The existence of similar vagrancy statutes was noted in Matter of Fenster v. Criminal Ct. of City of N.Y. ( 46 Misc.2d 179, 183): where the court stated that "as a generic classification, living in idleness or without employment and having no visible means of support constitutes vagrancy in 37 of the States which define the term; and statutes dealing therewith have withstood attacks upon their validity on the ground that the enactment hereof is a valid exercise of the police power."
The object is to prevent the breeding of crime, or, in the alternative, to prevent able-bodied men becoming public charges. Plaintiff urges the vagrancy law is a matter of antiquity which, when adopted as early common law, had reason for existence to protect against the wandering vagrant in a rural society. The vagrant may now wander less and, of course, our society is increasingly urbanized. If the vagrancy law has lost its force or reason for existence, the matter would be one for legislative attention. However, the suggested change in the condition of the vagrant does not remove the need to secure the objectives of the statute. Due process is not denied if there is reasonable relationship between the statute and the evil encountered. Such relationship, in my opinion, does exist.

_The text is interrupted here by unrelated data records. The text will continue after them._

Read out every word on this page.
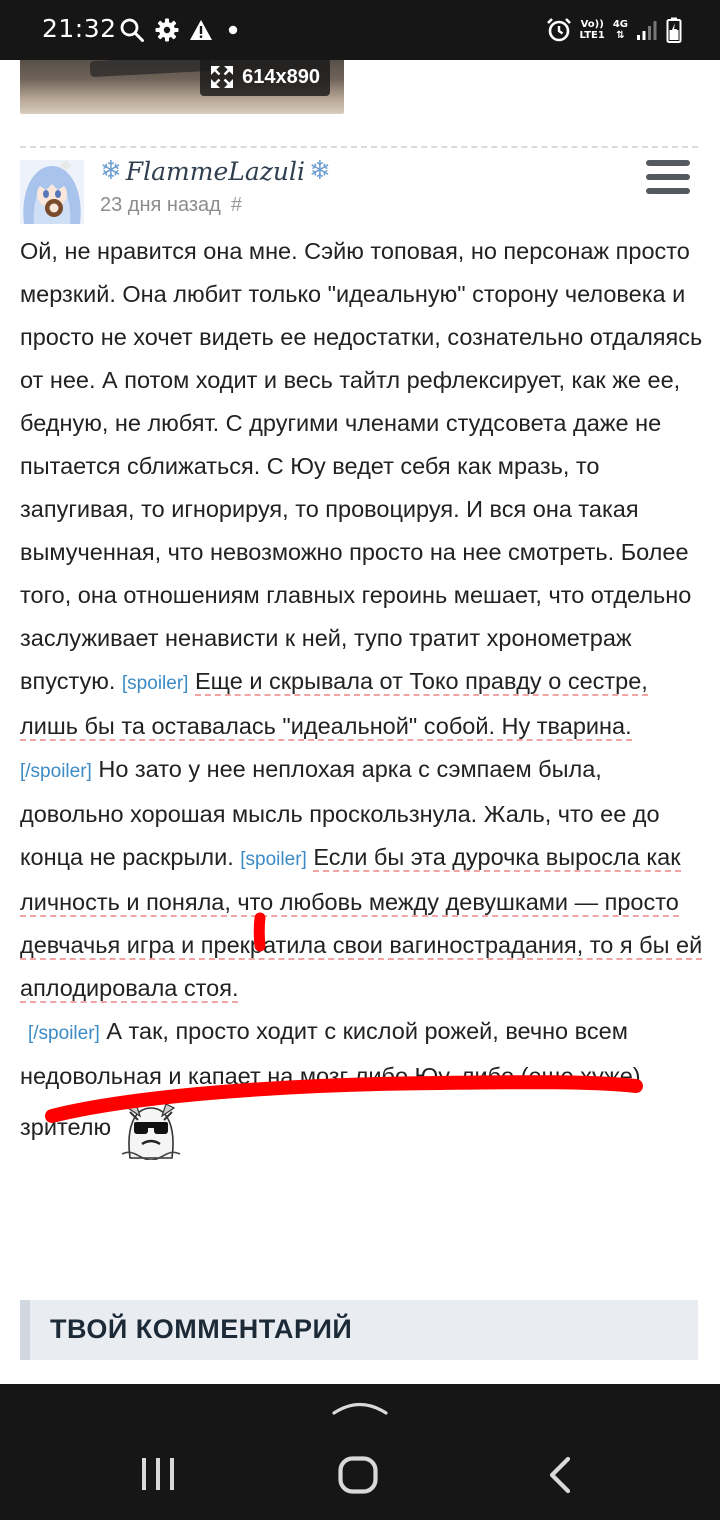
21:32	Vo))
LTE1
4G
⇅
614x890
❄ FlammeLazuli ❄
23 дня назад #
Ой, не нравится она мне. Сэйю топовая, но персонаж просто мерзкий. Она любит только "идеальную" сторону человека и просто не хочет видеть ее недостатки, сознательно отдаляясь от нее. А потом ходит и весь тайтл рефлексирует, как же ее, бедную, не любят. С другими членами студсовета даже не пытается сближаться. С Юу ведет себя как мразь, то запугивая, то игнорируя, то провоцируя. И вся она такая вымученная, что невозможно просто на нее смотреть. Более того, она отношениям главных героинь мешает, что отдельно заслуживает ненависти к ней, тупо тратит хронометраж впустую. [spoiler] Еще и скрывала от Токо правду о сестре, лишь бы та оставалась "идеальной" собой. Ну тварина. [/spoiler] Но зато у нее неплохая арка с сэмпаем была, довольно хорошая мысль проскользнула. Жаль, что ее до конца не раскрыли. [spoiler] Если бы эта дурочка выросла как личность и поняла, что любовь между девушками — просто девчачья игра и прекратила свои вагинострадания, то я бы ей аплодировала стоя.
[/spoiler] А так, просто ходит с кислой рожей, вечно всем недовольная и капает на мозг либо Юу, либо (еще хуже) зрителю
ТВОЙ КОММЕНТАРИЙ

Plaintiff does not urge vagueness. On the contrary, the statute is clear as to the offense, and it is for that offense that punishment is inflicted. Nor is the statute directed against the poor merely on the ground of indigence. This is thus made clear in Matter of Fenster v. Criminal Ct. ( supra). Plaintiff relies on Edwards v. California ( 314 U.S. 160). There, however, interstate commerce and other considerations were involved.
Equal protection of the law is not denied if the statute affects all alike who are similarly situated, ( People v. Sohn, supra; Yick Wo v. Hopkins, 118 U.S. 356.) Of course, the conditions and definitions as prescribed by statute and judicial decision must be met to warrant the charge and conviction.
There is further contention that the statute compels involuntary servitude. The analogy is quite inapposite. The phrase "visible means of support" does not require resort to unlawful means prohibited by the Thirteenth Amendment of the United States Constitution ( People v. Cramer, 139 Misc. 545). Neglect to seek employment is one of the conditions for charge and conviction, but the compulsion to be free from neglect does not, ipso facto, produce involuntary servitude in the context of the Thirteenth Amendment ( People v. Banwer, 22 N.Y.S.2d 566) . Finally, the statute denies to a person the right to be idle only if such idleness is the result of absence of visible means of support while there is neglect of effort to obtain employment.
In all the circumstances, plaintiff fails to state a cause of action and the complaint is without merit. The motion is disposed of awarding judgment of dismissal to the defendant.